The bacitracin susceptibility test can differentiate between M. luteus and S. aureus. For this, a blood agar plate is prepared and separated in two sections. One side is where the M. luteus will be deposited by the use of a sterile swab and the other side is where the S. aureus will be deposited. A small disk of bacitracin is then placed on each side of the blood agar plate and left to rest for a few hours. When the plate is then studied, one can notice that the area around the bacitracin disk placed in the M. luteus side of the blood agar plate is cleared out due to its antibacterial effect on the Gram-positive bacteria. This area is known as the " zone of inhibition" thus it is susceptible to bacitracin. However, the contrary is observed for the S. aureus side of the plate since such bacteria is known to be antibacterial resistant. Bacitracin finds a certain difficulty to translate Gram-negative bacteria's mRNA.
M. luteus has been used to study microbes’ susceptibility to lactoferrin, a glycoprotein. Lactoferrin exerts its antibacterial activities by binding to the lipomannan of the cell wall of the microbe. The protein (mostly found in mammalian [exocrine] secretion) leads to the destruction of its host in certain species. For instance, in the Micrococcus genus, the glycoprotein is effective M. luteus but not in [M. radiophilus], [M. roseus] or [M. varians]. [18]
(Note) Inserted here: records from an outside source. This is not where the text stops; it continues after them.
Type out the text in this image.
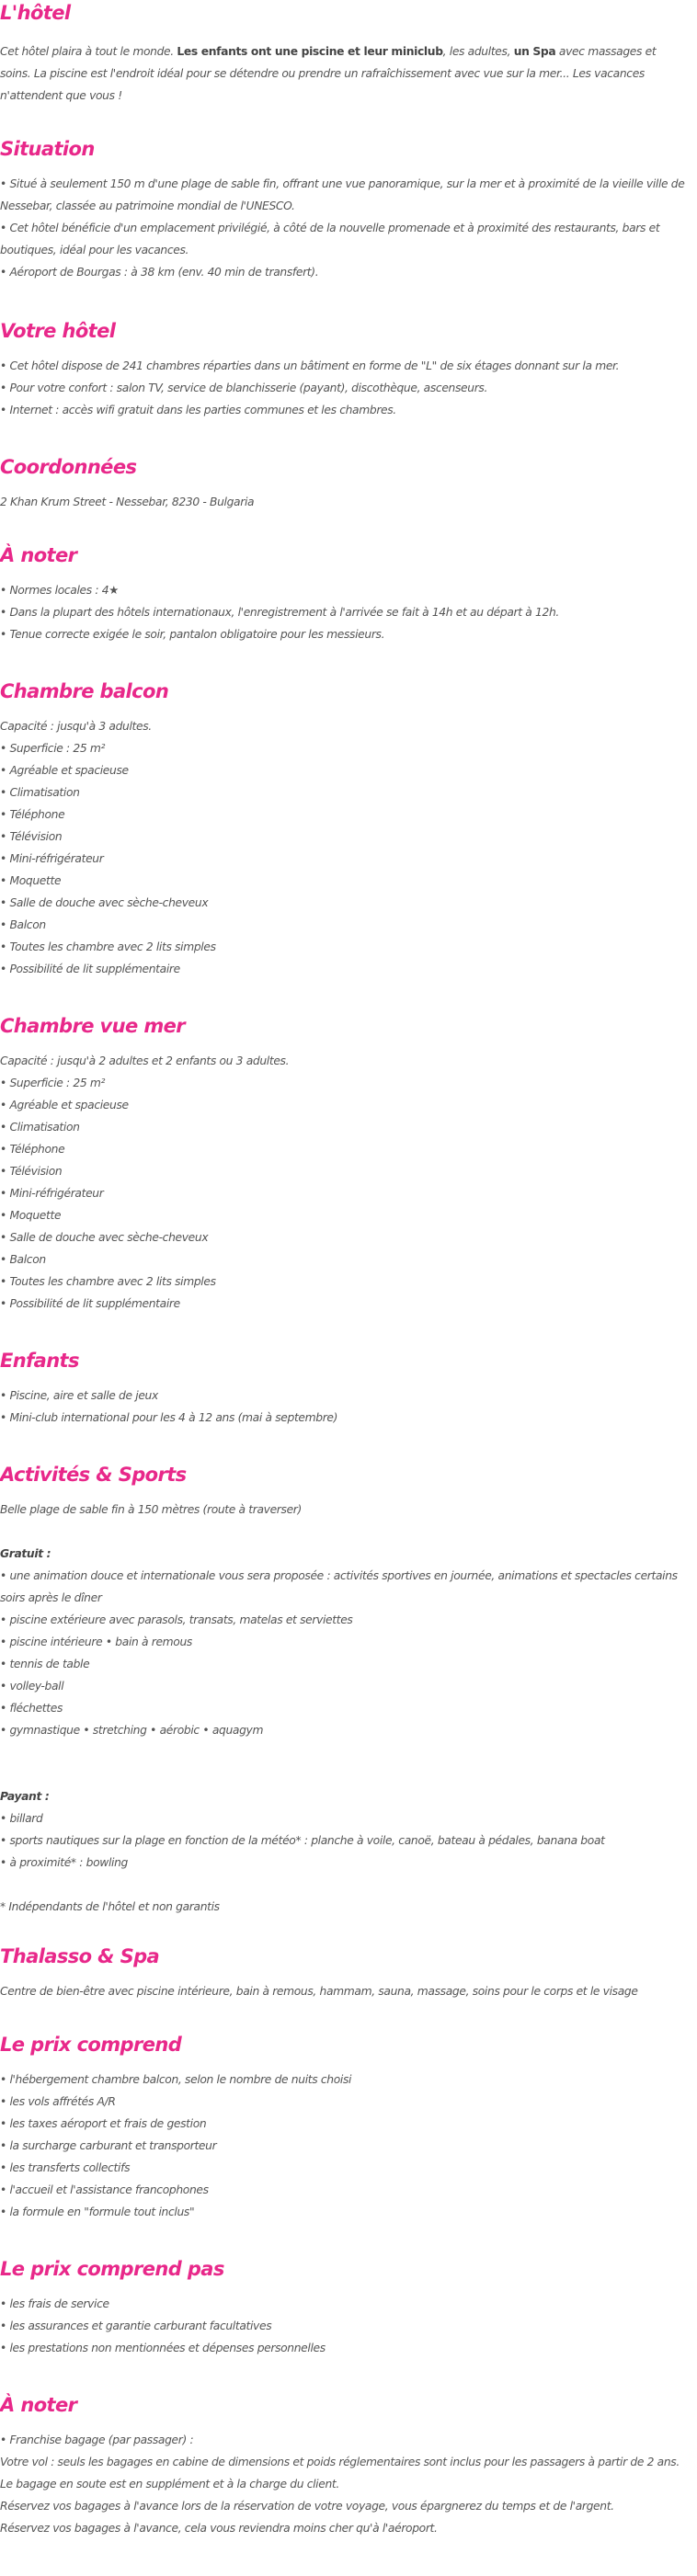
L'hôtel

Cet hôtel plaira à tout le monde. Les enfants ont une piscine et leur miniclub, les adultes, un Spa avec massages et soins. La piscine est l'endroit idéal pour se détendre ou prendre un rafraîchissement avec vue sur la mer... Les vacances n'attendent que vous !

Situation

• Situé à seulement 150 m d'une plage de sable fin, offrant une vue panoramique, sur la mer et à proximité de la vieille ville de Nessebar, classée au patrimoine mondial de l'UNESCO.
• Cet hôtel bénéficie d'un emplacement privilégié, à côté de la nouvelle promenade et à proximité des restaurants, bars et boutiques, idéal pour les vacances.
• Aéroport de Bourgas : à 38 km (env. 40 min de transfert).

Votre hôtel

• Cet hôtel dispose de 241 chambres réparties dans un bâtiment en forme de "L" de six étages donnant sur la mer.
• Pour votre confort : salon TV, service de blanchisserie (payant), discothèque, ascenseurs.
• Internet : accès wifi gratuit dans les parties communes et les chambres.

Coordonnées

2 Khan Krum Street - Nessebar, 8230 - Bulgaria

À noter

• Normes locales : 4★
• Dans la plupart des hôtels internationaux, l'enregistrement à l'arrivée se fait à 14h et au départ à 12h.
• Tenue correcte exigée le soir, pantalon obligatoire pour les messieurs.

Chambre balcon

Capacité : jusqu'à 3 adultes.
• Superficie : 25 m²
• Agréable et spacieuse
• Climatisation
• Téléphone
• Télévision
• Mini-réfrigérateur
• Moquette
• Salle de douche avec sèche-cheveux
• Balcon
• Toutes les chambre avec 2 lits simples
• Possibilité de lit supplémentaire

Chambre vue mer

Capacité : jusqu'à 2 adultes et 2 enfants ou 3 adultes.
• Superficie : 25 m²
• Agréable et spacieuse
• Climatisation
• Téléphone
• Télévision
• Mini-réfrigérateur
• Moquette
• Salle de douche avec sèche-cheveux
• Balcon
• Toutes les chambre avec 2 lits simples
• Possibilité de lit supplémentaire

Enfants

• Piscine, aire et salle de jeux
• Mini-club international pour les 4 à 12 ans (mai à septembre)

Activités & Sports

Belle plage de sable fin à 150 mètres (route à traverser)
Gratuit :
• une animation douce et internationale vous sera proposée : activités sportives en journée, animations et spectacles certains soirs après le dîner
• piscine extérieure avec parasols, transats, matelas et serviettes
• piscine intérieure • bain à remous
• tennis de table
• volley-ball
• fléchettes
• gymnastique • stretching • aérobic • aquagym
Payant :
• billard
• sports nautiques sur la plage en fonction de la météo* : planche à voile, canoë, bateau à pédales, banana boat
• à proximité* : bowling
* Indépendants de l'hôtel et non garantis

Thalasso & Spa

Centre de bien-être avec piscine intérieure, bain à remous, hammam, sauna, massage, soins pour le corps et le visage

Le prix comprend

• l'hébergement chambre balcon, selon le nombre de nuits choisi
• les vols affrétés A/R
• les taxes aéroport et frais de gestion
• la surcharge carburant et transporteur
• les transferts collectifs
• l'accueil et l'assistance francophones
• la formule en "formule tout inclus"

Le prix comprend pas

• les frais de service
• les assurances et garantie carburant facultatives
• les prestations non mentionnées et dépenses personnelles

À noter

• Franchise bagage (par passager) :
Votre vol : seuls les bagages en cabine de dimensions et poids réglementaires sont inclus pour les passagers à partir de 2 ans.
Le bagage en soute est en supplément et à la charge du client.
Réservez vos bagages à l'avance lors de la réservation de votre voyage, vous épargnerez du temps et de l'argent.
Réservez vos bagages à l'avance, cela vous reviendra moins cher qu'à l'aéroport.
Lactoferrin is known for its iron-binding capacities. As iron promotes microbial viability and growth, its binding to lactoferrin stops the bactericidal effect. The amount of iron present for the lactoferrin to bind plays an important role in such activity; ferric salts can stop the antibacterial effect more than the ferrous salts. Some interesting variants of M. luteus which can precipitate gold by concentrating and crystallizing it have been isolated from gold deposits in Russia. Bacteria and archaea capable of precipitating gold are now believed to have played a significant role in the biogeochemical cycling of gold, from primary mineralization in hydrothermal and deep subsurface systems to its solubilization, dispersion and re-concentration as secondary gold.[19] It has been proposed that these properties of M luteus might be used for gold adsorption and concentration from low abundance ores and depleted deposits.